Boeing prévoit de lancer ce samedi après-midi sa capsule Starliner. Si la mission réussie, elle enverra deux astronautes (Suni Williams et Butch Wilmore) dans la station spatiale internationale. L’accomplissement de 10 ans de travail et la première d’une longue liste de missions confiées par la NASA.
Car plus encore que Boeing, l’agence spatiale américaine attend beaucoup de ce vol du premier juin. Reporté de trop nombreuses fois, la mission va enfin avoir lieu. Pour la première fois depuis des années, la NASA aura alors deux solutions pour se rendre dans l’espace.
Car depuis l’arrêt des navettes spatiales, trop couteuses, la NASA a du envoyer ses astronautes en Russie pour qu’ils rejoignent l’orbite sur un Soyouz vieux de plusieurs décennies. Un vrai désaveu pour les américains, qui voulaient mettre fin à cette dépendance le plus rapidement possible.
La genèse d’un projet vieux de 10 ans
Il y a 15 ans, la NASA lance alors un tout nouveau programme. Elle demande à des entreprises privées d’imaginer des capsules capables de transporter du fret vers l’ISS. SpaceX se démarque alors avec sa Dragon et remporte des petits contrats avec l’agence.
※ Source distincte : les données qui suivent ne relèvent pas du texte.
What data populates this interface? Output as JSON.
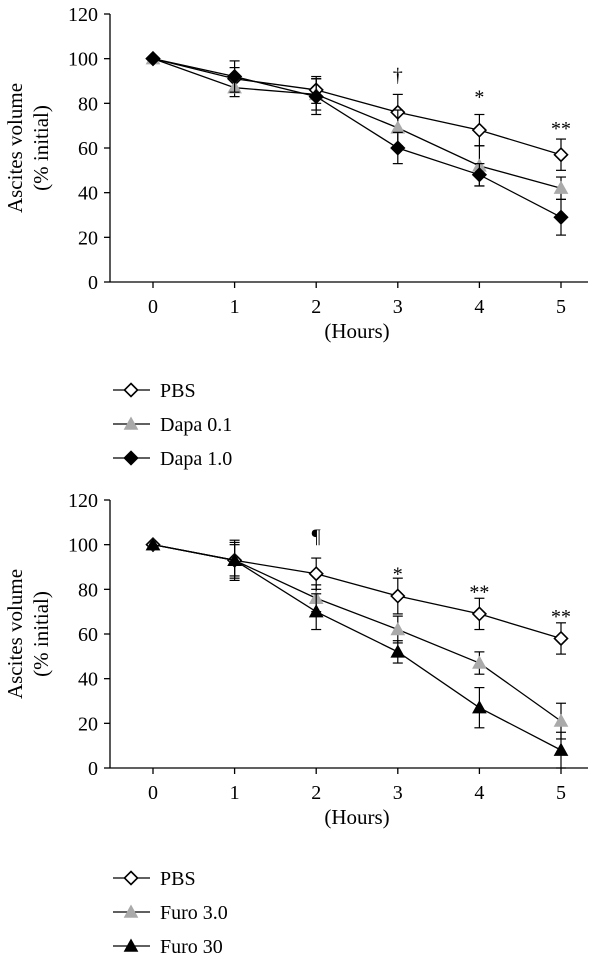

Quelques années plus tard, l’agence spatiale américaine change de cap de demande désormais des capsules capables de transporter des astronautes.
SpaceX est en pole position pour cette mission et remporte facilement le contrat. Mais la NASA ne veut pas s’arrêter à cette seule solution. Si les Crew Dragon fonctionnent parfaitement (c’est ce module qui a envoyé Thomas Pesquet dans la station spatiale internationale), la NASA veut avoir un plan B en cas de problème avec le Crew Dragon. L’objectif pour l’agence est de ne pas retourner dans les jupes de la Russie, surtout que les discussions avec Moscou sont plus que tendus depuis le début de l’invasion de l’Ukraine.
Boeing : le plan B de la NASA
C’est pour répondre à ce besoin de deuxième capsule que Boeing développe depuis le début des années 2010 : Starliner. C’est cette capsule qui doit prendre son envol ce samedi après-midi. Si elle atteint l’orbite comme prévu, la NASA devra alors faire des choix de riche pour ses prochaines missions. Elle pourra lancer une guerre des prix entre SpaceX et Boeing, les deux entreprises ayant des capsules capables d’envoyer des astronautes en orbite.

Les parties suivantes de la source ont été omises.